Social Support Network
- Effect on mental health have emerged as an area of study that combines social and clinical ideas.
J. Rodin and E. Langer
- Showed that nursing home residents who have plants to care for have better health and lower mortality rates.
Bogus Pipeline
- Is an instrument that measures physiological reactions in order to measure the truthfulness of attitude self-reporting.
Peter Principle
- Is the concept that people are promoted at work until they reach a position of incompetence, the position in which they remain.
Stuart Valins
- Studied environmental influences on behavior.

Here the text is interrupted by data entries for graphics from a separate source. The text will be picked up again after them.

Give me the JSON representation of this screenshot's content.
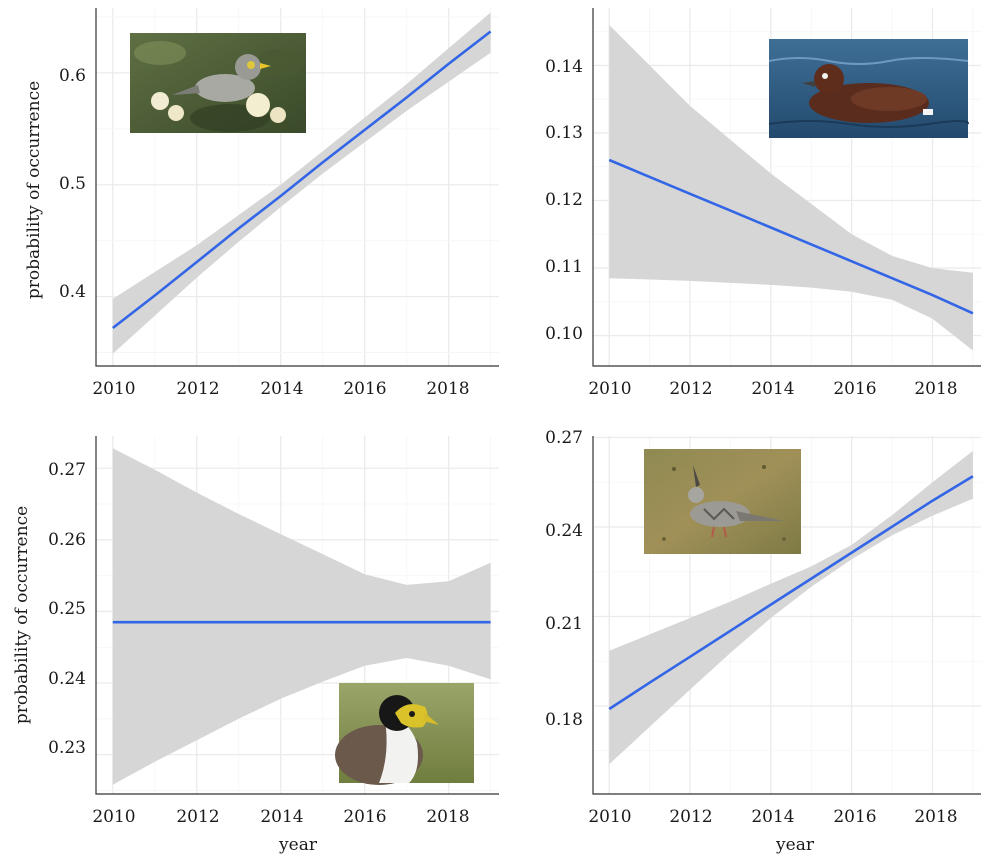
{
  "chart_data": [
    {
      "type": "line",
      "panel": "top-left",
      "xlabel": "",
      "ylabel": "probability of occurrence",
      "xlim": [
        2009.6,
        2019.2
      ],
      "ylim": [
        0.338,
        0.658
      ],
      "x_ticks": [
        "2010",
        "2012",
        "2014",
        "2016",
        "2018"
      ],
      "y_ticks": [
        "0.4",
        "0.5",
        "0.6"
      ],
      "grid": true,
      "series": [
        {
          "x": [
            2010,
            2011,
            2012,
            2013,
            2014,
            2015,
            2016,
            2017,
            2018,
            2019
          ],
          "values": [
            0.372,
            0.401,
            0.431,
            0.461,
            0.49,
            0.52,
            0.549,
            0.578,
            0.608,
            0.637
          ],
          "lower": [
            0.349,
            0.383,
            0.417,
            0.449,
            0.48,
            0.51,
            0.538,
            0.566,
            0.592,
            0.618
          ],
          "upper": [
            0.398,
            0.422,
            0.446,
            0.473,
            0.5,
            0.53,
            0.56,
            0.59,
            0.622,
            0.654
          ]
        }
      ],
      "inset": "noisy-miner-photo",
      "inset_position": "top-left"
    },
    {
      "type": "line",
      "panel": "top-right",
      "xlabel": "",
      "ylabel": "",
      "xlim": [
        2009.6,
        2019.2
      ],
      "ylim": [
        0.0955,
        0.1485
      ],
      "x_ticks": [
        "2010",
        "2012",
        "2014",
        "2016",
        "2018"
      ],
      "y_ticks": [
        "0.10",
        "0.11",
        "0.12",
        "0.13",
        "0.14"
      ],
      "grid": true,
      "series": [
        {
          "x": [
            2010,
            2011,
            2012,
            2013,
            2014,
            2015,
            2016,
            2017,
            2018,
            2019
          ],
          "values": [
            0.126,
            0.1235,
            0.121,
            0.1185,
            0.116,
            0.1135,
            0.111,
            0.1085,
            0.106,
            0.1033
          ],
          "lower": [
            0.1085,
            0.1083,
            0.1081,
            0.1078,
            0.1075,
            0.1071,
            0.1065,
            0.1053,
            0.1025,
            0.0978
          ],
          "upper": [
            0.146,
            0.14,
            0.134,
            0.129,
            0.124,
            0.1195,
            0.115,
            0.1118,
            0.11,
            0.1093
          ]
        }
      ],
      "inset": "hardhead-duck-photo",
      "inset_position": "top-right"
    },
    {
      "type": "line",
      "panel": "bottom-left",
      "xlabel": "year",
      "ylabel": "probability of occurrence",
      "xlim": [
        2009.6,
        2019.2
      ],
      "ylim": [
        0.2245,
        0.2745
      ],
      "x_ticks": [
        "2010",
        "2012",
        "2014",
        "2016",
        "2018"
      ],
      "y_ticks": [
        "0.23",
        "0.24",
        "0.25",
        "0.26",
        "0.27"
      ],
      "grid": true,
      "series": [
        {
          "x": [
            2010,
            2011,
            2012,
            2013,
            2014,
            2015,
            2016,
            2017,
            2018,
            2019
          ],
          "values": [
            0.2485,
            0.2485,
            0.2485,
            0.2485,
            0.2485,
            0.2485,
            0.2485,
            0.2485,
            0.2485,
            0.2485
          ],
          "lower": [
            0.2258,
            0.229,
            0.232,
            0.235,
            0.2378,
            0.2402,
            0.2424,
            0.2435,
            0.2424,
            0.2405
          ],
          "upper": [
            0.2728,
            0.2698,
            0.2666,
            0.2636,
            0.2608,
            0.258,
            0.2552,
            0.2537,
            0.2542,
            0.2568
          ]
        }
      ],
      "inset": "masked-lapwing-photo",
      "inset_position": "bottom-right"
    },
    {
      "type": "line",
      "panel": "bottom-right",
      "xlabel": "year",
      "ylabel": "",
      "xlim": [
        2009.6,
        2019.2
      ],
      "ylim": [
        0.1505,
        0.2705
      ],
      "x_ticks": [
        "2010",
        "2012",
        "2014",
        "2016",
        "2018"
      ],
      "y_ticks": [
        "0.18",
        "0.21",
        "0.24",
        "0.27"
      ],
      "grid": true,
      "series": [
        {
          "x": [
            2010,
            2011,
            2012,
            2013,
            2014,
            2015,
            2016,
            2017,
            2018,
            2019
          ],
          "values": [
            0.179,
            0.1878,
            0.1965,
            0.2052,
            0.214,
            0.2227,
            0.2314,
            0.2401,
            0.2488,
            0.257
          ],
          "lower": [
            0.1605,
            0.173,
            0.1855,
            0.1978,
            0.2095,
            0.22,
            0.2292,
            0.2372,
            0.2438,
            0.2495
          ],
          "upper": [
            0.1985,
            0.204,
            0.2095,
            0.215,
            0.221,
            0.2268,
            0.234,
            0.244,
            0.255,
            0.2655
          ]
        }
      ],
      "inset": "crested-pigeon-photo",
      "inset_position": "top-left"
    }
  ],
  "colors": {
    "line": "#3366e6",
    "ribbon": "#d6d6d6",
    "grid_major": "#ebebeb",
    "grid_minor": "#f5f5f5",
    "frame": "#333333"
  }
}
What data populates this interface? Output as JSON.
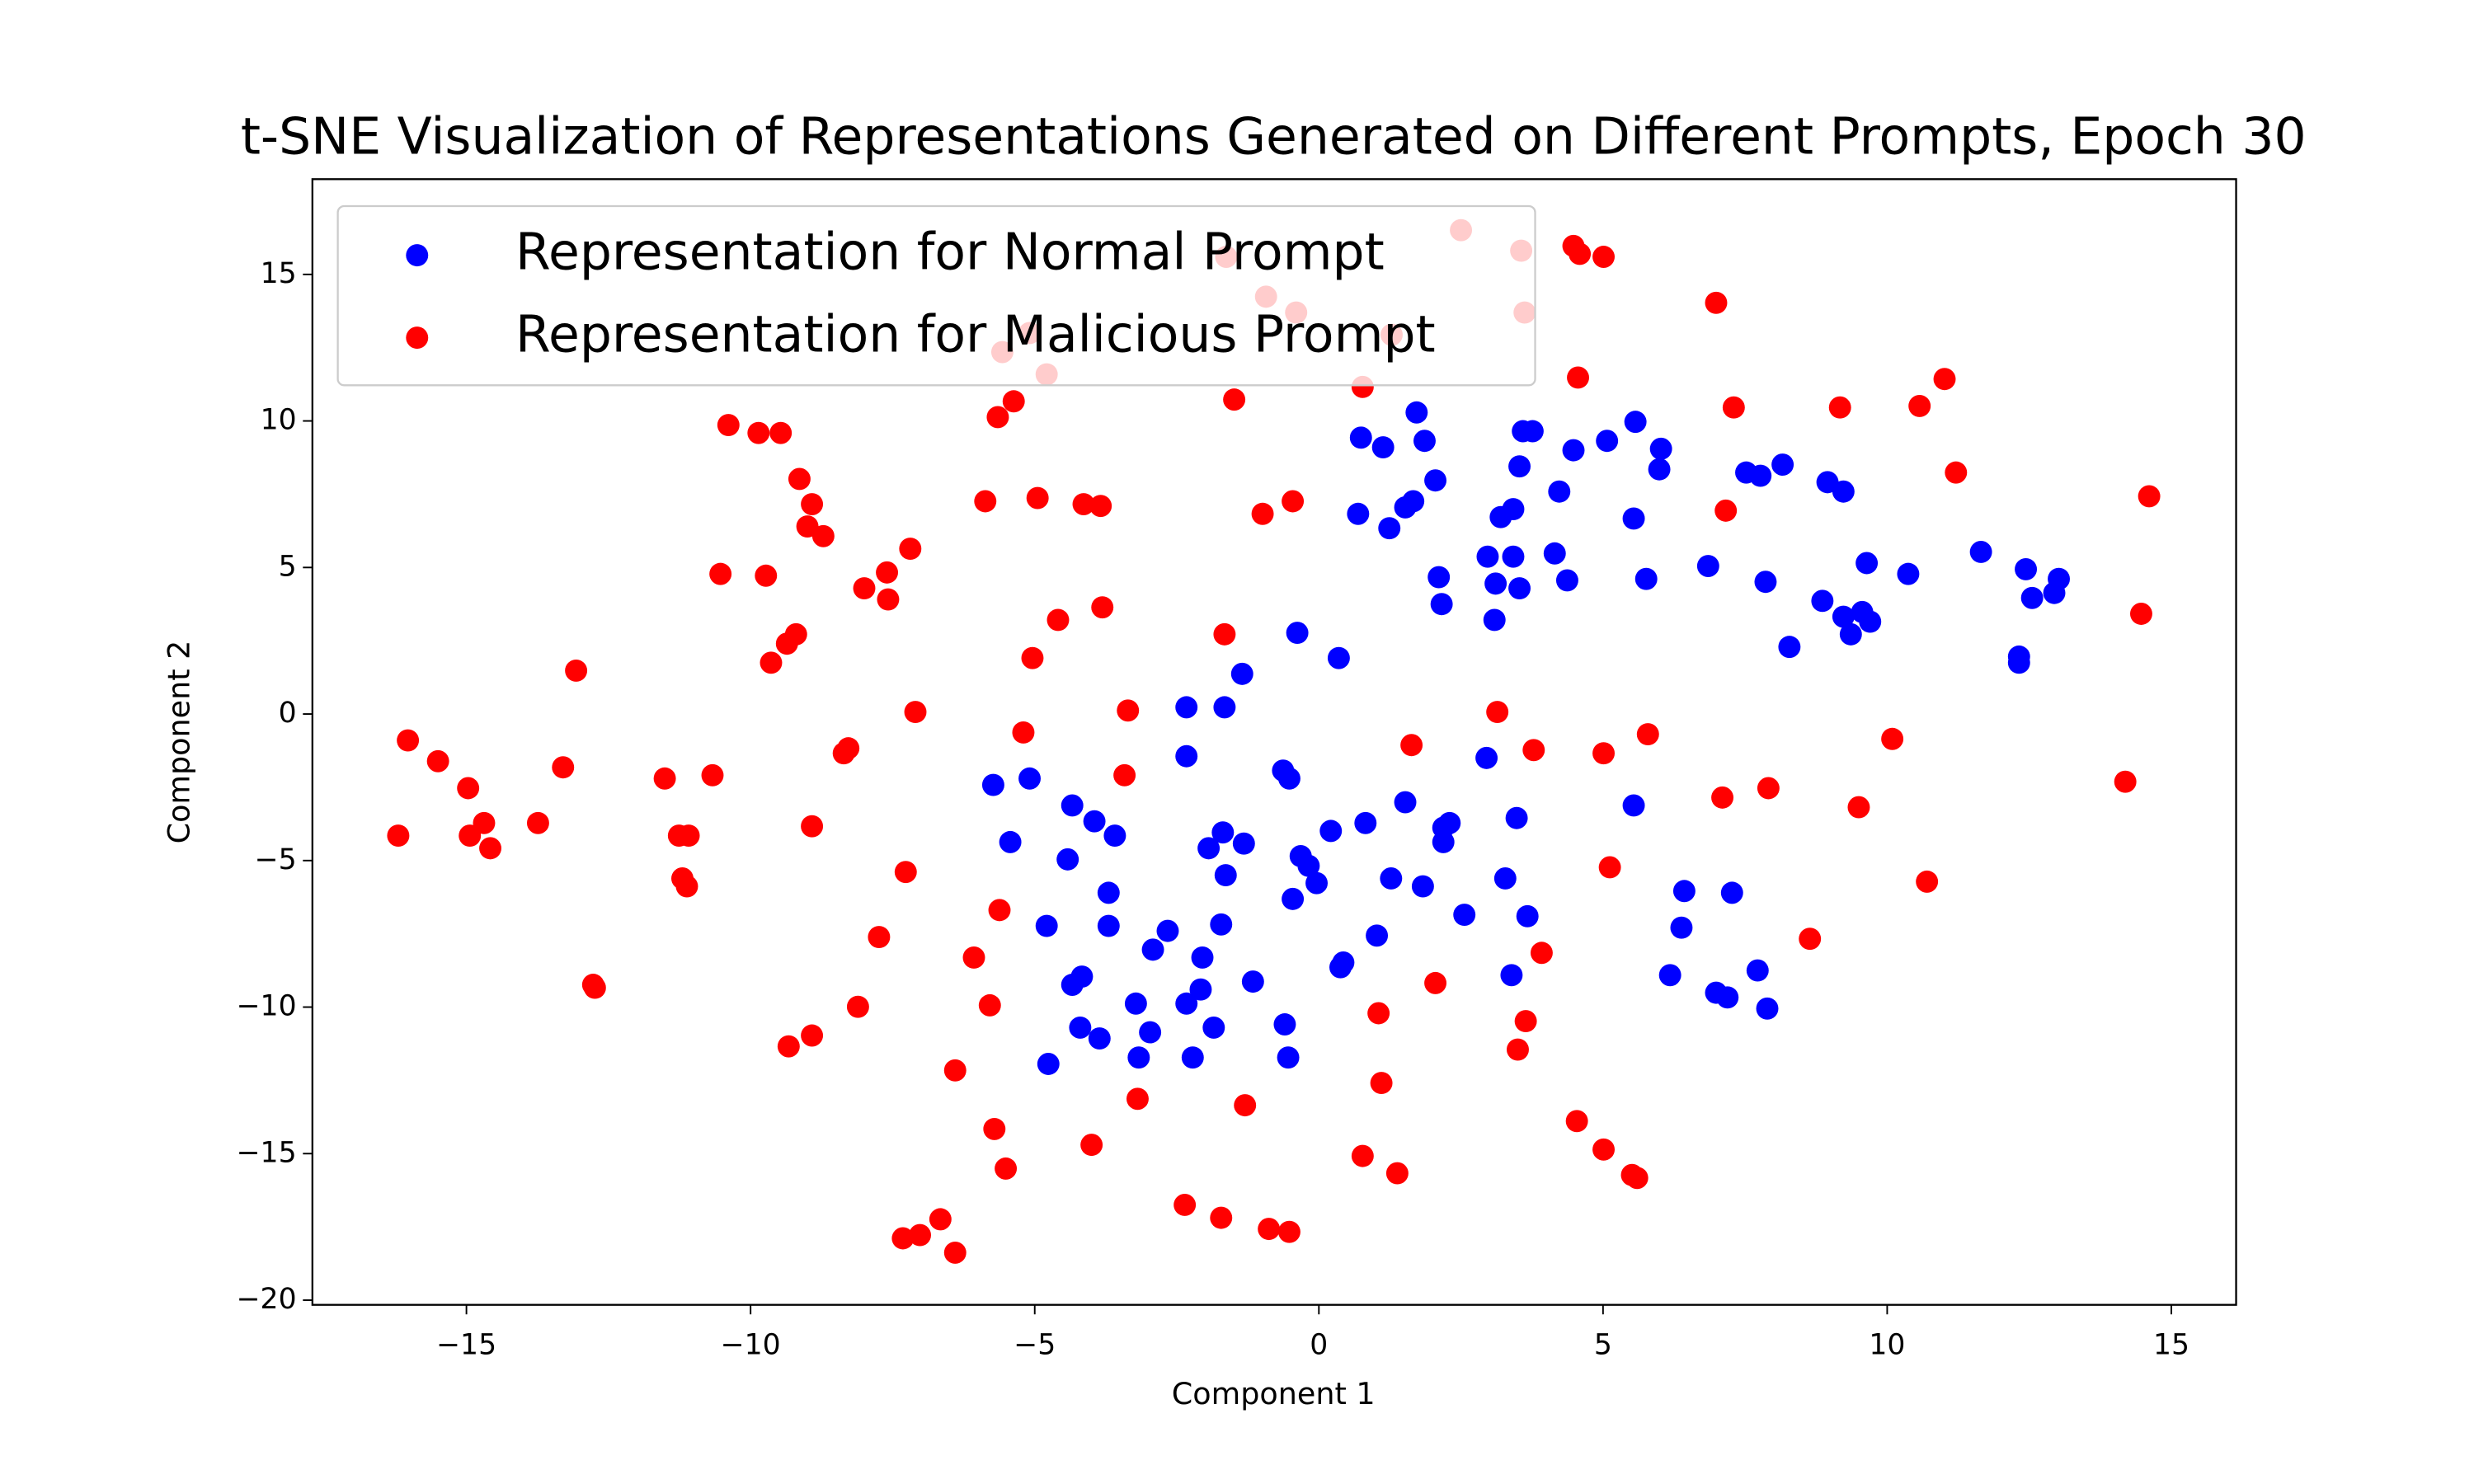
{
  "chart_data": {
    "type": "scatter",
    "title": "t-SNE Visualization of Representations Generated on Different Prompts, Epoch 30",
    "x_label": "Component 1",
    "y_label": "Component 2",
    "xlim": [
      -17.71,
      16.14
    ],
    "ylim": [
      -20.16,
      18.25
    ],
    "xticks": [
      {
        "value": -15,
        "label": "−15"
      },
      {
        "value": -10,
        "label": "−10"
      },
      {
        "value": -5,
        "label": "−5"
      },
      0,
      5,
      10,
      15
    ],
    "yticks": [
      {
        "value": -20,
        "label": "−20"
      },
      {
        "value": -15,
        "label": "−15"
      },
      {
        "value": -10,
        "label": "−10"
      },
      {
        "value": -5,
        "label": "−5"
      },
      0,
      5,
      10,
      15
    ],
    "legend": "upper left",
    "series": [
      {
        "name": "Representation for Normal Prompt",
        "color": "#0000ff",
        "x": [
          1.72,
          0.74,
          1.13,
          1.86,
          3.59,
          3.76,
          5.57,
          4.48,
          6.02,
          5.07,
          5.99,
          2.05,
          3.53,
          7.52,
          7.77,
          8.16,
          8.95,
          9.23,
          4.23,
          1.66,
          1.52,
          0.69,
          1.24,
          3.2,
          3.42,
          5.54,
          2.97,
          3.42,
          4.15,
          3.11,
          3.53,
          4.37,
          2.11,
          2.16,
          3.09,
          5.76,
          6.85,
          7.86,
          9.64,
          10.37,
          11.65,
          12.44,
          13.02,
          12.94,
          12.55,
          8.86,
          9.23,
          9.56,
          9.7,
          9.36,
          8.28,
          12.32,
          12.32,
          -0.38,
          0.35,
          -1.35,
          -2.33,
          -1.66,
          -2.33,
          -0.63,
          -0.52,
          -5.73,
          -5.09,
          -4.34,
          -3.95,
          -3.59,
          -5.43,
          -4.42,
          -1.94,
          -1.69,
          -1.32,
          -1.64,
          0.21,
          -0.32,
          -0.18,
          -0.04,
          -0.46,
          0.82,
          1.52,
          2.19,
          2.3,
          2.19,
          1.27,
          1.83,
          3.28,
          3.48,
          2.95,
          3.67,
          2.56,
          5.54,
          6.43,
          7.27,
          6.38,
          -3.7,
          -3.7,
          -4.79,
          -2.66,
          -1.72,
          -2.92,
          -2.05,
          1.02,
          0.38,
          0.43,
          -1.16,
          -2.08,
          -4.17,
          -4.34,
          -3.22,
          -2.33,
          -0.6,
          -4.2,
          -3.86,
          -2.97,
          -1.85,
          -3.17,
          -2.22,
          -0.54,
          -4.76,
          3.39,
          6.18,
          6.99,
          7.19,
          7.72,
          7.89
        ],
        "values": [
          10.29,
          9.43,
          9.1,
          9.32,
          9.65,
          9.65,
          9.97,
          9.0,
          9.05,
          9.32,
          8.35,
          7.97,
          8.45,
          8.24,
          8.13,
          8.51,
          7.91,
          7.59,
          7.59,
          7.26,
          7.05,
          6.83,
          6.34,
          6.72,
          6.99,
          6.67,
          5.37,
          5.37,
          5.48,
          4.45,
          4.29,
          4.56,
          4.67,
          3.75,
          3.21,
          4.61,
          5.05,
          4.51,
          5.15,
          4.78,
          5.53,
          4.94,
          4.61,
          4.13,
          3.96,
          3.86,
          3.32,
          3.48,
          3.15,
          2.72,
          2.29,
          1.96,
          1.75,
          2.77,
          1.91,
          1.37,
          0.23,
          0.23,
          -1.44,
          -1.93,
          -2.2,
          -2.42,
          -2.2,
          -3.12,
          -3.66,
          -4.15,
          -4.37,
          -4.96,
          -4.58,
          -4.04,
          -4.42,
          -5.5,
          -3.99,
          -4.85,
          -5.18,
          -5.77,
          -6.31,
          -3.72,
          -3.01,
          -3.88,
          -3.72,
          -4.37,
          -5.61,
          -5.88,
          -5.61,
          -3.55,
          -1.5,
          -6.9,
          -6.85,
          -3.12,
          -6.04,
          -6.1,
          -7.29,
          -6.1,
          -7.23,
          -7.23,
          -7.4,
          -7.18,
          -8.04,
          -8.31,
          -7.56,
          -8.64,
          -8.48,
          -9.13,
          -9.4,
          -8.96,
          -9.24,
          -9.88,
          -9.88,
          -10.59,
          -10.7,
          -11.07,
          -10.86,
          -10.7,
          -11.72,
          -11.72,
          -11.72,
          -11.94,
          -8.91,
          -8.91,
          -9.51,
          -9.67,
          -8.75,
          -10.05
        ]
      },
      {
        "name": "Representation for Malicious Prompt",
        "color": "#ff0000",
        "x": [
          2.5,
          4.48,
          4.59,
          5.01,
          3.56,
          -1.63,
          -0.93,
          -0.4,
          6.99,
          3.62,
          1.28,
          -5.09,
          -5.57,
          -4.79,
          4.56,
          0.77,
          11.01,
          -5.37,
          -5.65,
          -1.49,
          7.3,
          9.17,
          10.57,
          -10.39,
          -9.86,
          -9.47,
          -9.14,
          11.21,
          -8.92,
          -9.0,
          -8.72,
          -5.87,
          -4.95,
          -4.14,
          -3.84,
          -0.99,
          -0.46,
          7.16,
          14.61,
          -10.53,
          -9.73,
          -7.19,
          -7.6,
          -8.0,
          -7.58,
          -4.59,
          -3.81,
          -9.2,
          -9.36,
          -9.64,
          -5.04,
          -1.66,
          14.47,
          -13.07,
          -7.1,
          -3.36,
          3.14,
          -5.2,
          5.79,
          10.09,
          -16.03,
          1.63,
          3.78,
          5.01,
          -15.5,
          -8.36,
          -8.28,
          -13.3,
          -11.51,
          -10.67,
          -3.42,
          -14.97,
          14.19,
          7.1,
          7.91,
          9.5,
          -14.69,
          -13.74,
          -8.92,
          -16.2,
          -14.94,
          -14.58,
          -11.26,
          -11.09,
          5.12,
          -7.27,
          -11.2,
          -11.12,
          10.7,
          -5.62,
          -7.74,
          8.64,
          3.92,
          -6.07,
          -12.77,
          -12.74,
          2.05,
          -5.79,
          -8.11,
          1.05,
          3.64,
          -8.92,
          -9.33,
          3.5,
          -6.4,
          1.1,
          -3.19,
          -1.3,
          -5.71,
          4.54,
          5.01,
          -4.0,
          0.77,
          1.38,
          -5.51,
          5.51,
          5.6,
          -2.36,
          -1.72,
          -6.66,
          -0.88,
          -0.52,
          -7.02,
          -7.32,
          -6.4
        ],
        "values": [
          16.51,
          15.97,
          15.7,
          15.6,
          15.81,
          15.6,
          14.24,
          13.7,
          14.03,
          13.7,
          12.94,
          13.0,
          12.35,
          11.59,
          11.48,
          11.16,
          11.43,
          10.67,
          10.13,
          10.73,
          10.46,
          10.46,
          10.51,
          9.86,
          9.59,
          9.59,
          8.02,
          8.24,
          7.16,
          6.4,
          6.07,
          7.26,
          7.37,
          7.16,
          7.1,
          6.83,
          7.26,
          6.94,
          7.43,
          4.78,
          4.72,
          5.64,
          4.83,
          4.29,
          3.91,
          3.21,
          3.64,
          2.72,
          2.4,
          1.75,
          1.91,
          2.72,
          3.42,
          1.48,
          0.07,
          0.12,
          0.07,
          -0.63,
          -0.69,
          -0.85,
          -0.9,
          -1.06,
          -1.23,
          -1.34,
          -1.61,
          -1.34,
          -1.17,
          -1.82,
          -2.2,
          -2.09,
          -2.09,
          -2.53,
          -2.31,
          -2.85,
          -2.53,
          -3.18,
          -3.72,
          -3.72,
          -3.83,
          -4.15,
          -4.15,
          -4.58,
          -4.15,
          -4.15,
          -5.23,
          -5.39,
          -5.61,
          -5.88,
          -5.72,
          -6.69,
          -7.61,
          -7.67,
          -8.15,
          -8.31,
          -9.24,
          -9.34,
          -9.18,
          -9.94,
          -9.99,
          -10.21,
          -10.48,
          -10.97,
          -11.34,
          -11.45,
          -12.16,
          -12.59,
          -13.13,
          -13.35,
          -14.16,
          -13.89,
          -14.86,
          -14.7,
          -15.08,
          -15.67,
          -15.51,
          -15.73,
          -15.83,
          -16.75,
          -17.19,
          -17.24,
          -17.57,
          -17.67,
          -17.78,
          -17.89,
          -18.38
        ]
      }
    ]
  }
}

- Architecture matters. Students in long-corridor dorms feel more stressed and withdrawn than students in suite-style dorms.
Leonard Berkowitz
- Made the FRUSTRATION-AGGRESSION HYPOTEHSIS, which posits a relationship between frustration in achieving a goal (no matter how small) and the show of aggression.
M. Rokeach
- Studied racial bias and the similarity of beliefs. People prefer to be with like-minded people more than with like-skinned people. Also, racial bias decreases as attitude similarity between people increases.
M. Fischbein and I. Ajzen
- Are known for their work on attitudes.
- They found that general attitudes will not predict specific behavior, but specific, relevant attitudes will predict specific behavior.
Hazel Markus
- Has found that Eastern countries, in contrast to Western, value interdependence over independence.
Elaine Hatfield
- Two basic loves are passionate love and companionate love.
- PASSIONATE love is intense longing for the union with another and a state of profound physiological arousal.
- COMPANIONATE LOVE is the affection we feel for those with whom our lives are deeply entwined.
Paul Ekman
- Has argued that humans have six basic emotions: sadness, happiness, fear, anger, surprise, and disgust.
- He drew this conclusion from cross-cultural studies that show that individuals in a variety of different cultures were able to recognize facial expressions corresponding to the six aforementioned emotions.
- Researchers code facial expression for emotiosn using the Facial Action Coding System or FACS coding. Such coding can help determine whether a smile is genuine or whether it is fake.
Reciprocal Socialization
- Is when two parties (such as parents and children) adapt to or are socialized by each other. For example, we say that parents or adults are socialized by youngsters when parents pick up new lingo, and that children are socialized by parents when children learn to respect rules and traditions.